Tão separatista quanto o Estatuto Autonômico do Departamento de Santa Cruz é a Constituição aprovada, sem ter obtido amplo respaldo no país, pelos deputados da base de Evo Morales. A Carta confere às várias etnias indígenas bolivianas poderes especiais -como as cotas étnicas em cargos eletivos e na cúpula do Judiciário e a faculdade de instalar um sistema jurídico autônomo- , transformando a Bolívia numa espécie de confederação multirracial.
Todo esse programa estapafúrdio de promover uma vingança por 500 anos de exploração "branca" se baseia em pressupostos econômicos de uma estupidez patente. O presidente Morales e seus apoiadores acreditam que basta nacionalizar os recursos do subsolo para garantir um fluxo crescente de riqueza, a ser canalizado preferencialmente para indígenas e pobres.
No evento de 1º de Maio que completou o ciclo da estatização de hidrocarbonetos, Morales disse que, a partir de agora, "a [estatal] YPFB se prepara não apenas para a administração e a operação, como para a exploração e a perfuração de novos campos." Esqueceu-se de que é preciso capital e tecnologia, em escala que a Bolívia não detém, para transformar o potencial que está debaixo da terra em riqueza de fato -para nada dizer da tendência de La Paz de sacrificar a sua estatal energética no altar do distributivismo, como ocorre com a PDVSA na Venezuela.

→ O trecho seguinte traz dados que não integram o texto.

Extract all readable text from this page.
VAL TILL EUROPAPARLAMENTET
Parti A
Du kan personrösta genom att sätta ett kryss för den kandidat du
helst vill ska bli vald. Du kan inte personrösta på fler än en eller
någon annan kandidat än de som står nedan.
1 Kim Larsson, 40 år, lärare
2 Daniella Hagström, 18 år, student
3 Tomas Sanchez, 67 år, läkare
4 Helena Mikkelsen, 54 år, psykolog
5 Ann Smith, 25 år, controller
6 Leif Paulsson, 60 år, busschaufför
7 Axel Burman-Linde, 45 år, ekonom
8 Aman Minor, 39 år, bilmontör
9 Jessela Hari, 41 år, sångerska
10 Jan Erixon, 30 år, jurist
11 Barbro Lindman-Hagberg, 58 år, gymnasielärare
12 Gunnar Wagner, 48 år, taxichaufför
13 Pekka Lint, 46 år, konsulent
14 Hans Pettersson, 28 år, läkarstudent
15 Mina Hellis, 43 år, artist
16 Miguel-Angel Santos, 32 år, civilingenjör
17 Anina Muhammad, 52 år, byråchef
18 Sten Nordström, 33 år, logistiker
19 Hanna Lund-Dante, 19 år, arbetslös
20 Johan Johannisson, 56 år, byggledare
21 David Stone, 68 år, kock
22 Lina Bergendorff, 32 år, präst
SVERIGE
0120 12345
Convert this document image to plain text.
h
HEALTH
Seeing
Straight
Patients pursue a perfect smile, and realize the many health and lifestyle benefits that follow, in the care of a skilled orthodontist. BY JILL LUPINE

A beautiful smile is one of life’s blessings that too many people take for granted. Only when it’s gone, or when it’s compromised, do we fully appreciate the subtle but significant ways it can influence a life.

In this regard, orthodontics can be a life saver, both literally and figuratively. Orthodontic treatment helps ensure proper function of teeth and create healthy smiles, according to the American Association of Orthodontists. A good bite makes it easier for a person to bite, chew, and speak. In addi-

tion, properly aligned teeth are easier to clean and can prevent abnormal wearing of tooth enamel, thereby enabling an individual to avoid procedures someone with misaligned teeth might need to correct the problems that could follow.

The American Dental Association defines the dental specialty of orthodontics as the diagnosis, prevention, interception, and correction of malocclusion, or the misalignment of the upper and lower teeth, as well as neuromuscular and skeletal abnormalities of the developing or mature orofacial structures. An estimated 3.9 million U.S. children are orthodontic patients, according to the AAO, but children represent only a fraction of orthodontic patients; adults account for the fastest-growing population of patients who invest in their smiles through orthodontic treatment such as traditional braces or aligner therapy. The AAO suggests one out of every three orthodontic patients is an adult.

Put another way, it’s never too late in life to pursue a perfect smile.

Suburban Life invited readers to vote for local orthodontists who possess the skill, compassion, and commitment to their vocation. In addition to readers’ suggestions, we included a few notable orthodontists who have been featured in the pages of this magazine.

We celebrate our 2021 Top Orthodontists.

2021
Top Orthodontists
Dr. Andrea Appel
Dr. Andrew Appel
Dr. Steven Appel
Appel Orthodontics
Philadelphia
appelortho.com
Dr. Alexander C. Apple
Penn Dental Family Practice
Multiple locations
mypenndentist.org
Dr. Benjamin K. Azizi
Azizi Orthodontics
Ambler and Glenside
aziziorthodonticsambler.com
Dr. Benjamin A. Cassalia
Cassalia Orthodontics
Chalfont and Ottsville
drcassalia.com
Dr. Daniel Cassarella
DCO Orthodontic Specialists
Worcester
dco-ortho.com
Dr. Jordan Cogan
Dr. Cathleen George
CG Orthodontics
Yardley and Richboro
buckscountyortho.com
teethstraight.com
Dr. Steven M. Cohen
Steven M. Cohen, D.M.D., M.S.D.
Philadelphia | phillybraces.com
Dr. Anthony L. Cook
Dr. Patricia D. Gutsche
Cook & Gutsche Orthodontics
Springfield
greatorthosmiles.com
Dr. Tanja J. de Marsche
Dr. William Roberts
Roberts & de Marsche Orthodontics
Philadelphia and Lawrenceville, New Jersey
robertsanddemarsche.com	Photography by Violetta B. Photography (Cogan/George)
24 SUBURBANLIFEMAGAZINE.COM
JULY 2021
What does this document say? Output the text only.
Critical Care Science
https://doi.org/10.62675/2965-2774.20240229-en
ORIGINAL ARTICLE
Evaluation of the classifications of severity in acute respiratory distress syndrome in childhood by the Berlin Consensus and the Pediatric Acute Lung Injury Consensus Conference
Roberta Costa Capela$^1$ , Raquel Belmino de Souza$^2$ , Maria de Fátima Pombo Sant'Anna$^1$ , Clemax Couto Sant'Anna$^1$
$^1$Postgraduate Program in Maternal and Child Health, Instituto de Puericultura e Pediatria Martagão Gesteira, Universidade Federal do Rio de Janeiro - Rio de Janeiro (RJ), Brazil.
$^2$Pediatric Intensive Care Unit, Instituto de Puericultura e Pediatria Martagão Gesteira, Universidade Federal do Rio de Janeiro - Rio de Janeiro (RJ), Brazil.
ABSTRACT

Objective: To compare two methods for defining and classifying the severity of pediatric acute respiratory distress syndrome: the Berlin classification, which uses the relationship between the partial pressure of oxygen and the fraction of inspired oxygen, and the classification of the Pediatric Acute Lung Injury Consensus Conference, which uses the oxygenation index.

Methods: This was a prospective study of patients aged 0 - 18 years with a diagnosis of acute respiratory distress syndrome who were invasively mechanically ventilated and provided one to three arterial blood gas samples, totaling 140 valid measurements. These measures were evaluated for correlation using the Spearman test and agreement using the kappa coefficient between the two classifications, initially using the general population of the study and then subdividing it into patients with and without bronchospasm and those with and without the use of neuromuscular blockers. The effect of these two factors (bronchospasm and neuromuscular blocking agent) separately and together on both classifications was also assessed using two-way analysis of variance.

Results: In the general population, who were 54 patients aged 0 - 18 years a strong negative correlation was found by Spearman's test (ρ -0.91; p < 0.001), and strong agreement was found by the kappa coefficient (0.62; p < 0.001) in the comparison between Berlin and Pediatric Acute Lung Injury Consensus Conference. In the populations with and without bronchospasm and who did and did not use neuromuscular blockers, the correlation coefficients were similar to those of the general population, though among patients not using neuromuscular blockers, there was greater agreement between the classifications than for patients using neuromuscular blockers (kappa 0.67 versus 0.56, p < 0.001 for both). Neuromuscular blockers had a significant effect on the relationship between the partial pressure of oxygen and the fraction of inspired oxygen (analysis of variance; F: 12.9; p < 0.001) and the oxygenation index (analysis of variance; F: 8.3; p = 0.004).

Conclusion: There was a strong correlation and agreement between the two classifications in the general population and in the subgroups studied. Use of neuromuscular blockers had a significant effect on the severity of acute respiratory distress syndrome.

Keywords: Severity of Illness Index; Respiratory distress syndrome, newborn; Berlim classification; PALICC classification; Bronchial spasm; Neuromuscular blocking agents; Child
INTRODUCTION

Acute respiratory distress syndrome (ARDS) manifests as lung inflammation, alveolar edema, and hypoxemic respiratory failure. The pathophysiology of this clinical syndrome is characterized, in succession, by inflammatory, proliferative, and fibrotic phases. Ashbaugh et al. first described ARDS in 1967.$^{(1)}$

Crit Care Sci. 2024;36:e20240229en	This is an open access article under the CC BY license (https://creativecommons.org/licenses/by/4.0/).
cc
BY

Morales também se esqueceu de que precisaria ter negociado e persuadido os habitantes de Santa Cruz, região onde estão as principais jazidas e as terras férteis, a participar de um projeto nacional de distribuição de riquezas. O presidente não tem condições de submeter os cruzenhos à força sem elevar perigosamente o risco de confronto civil.
Os militares, corporação que por natureza se opõe a qualquer separatismo territorial, tampouco estão confortáveis com o projeto sectário abraçado por Morales. Se as Forças Armadas forem chamadas a decidir o conflito, seja para que lado for, estará consumado o epílogo da tragédia.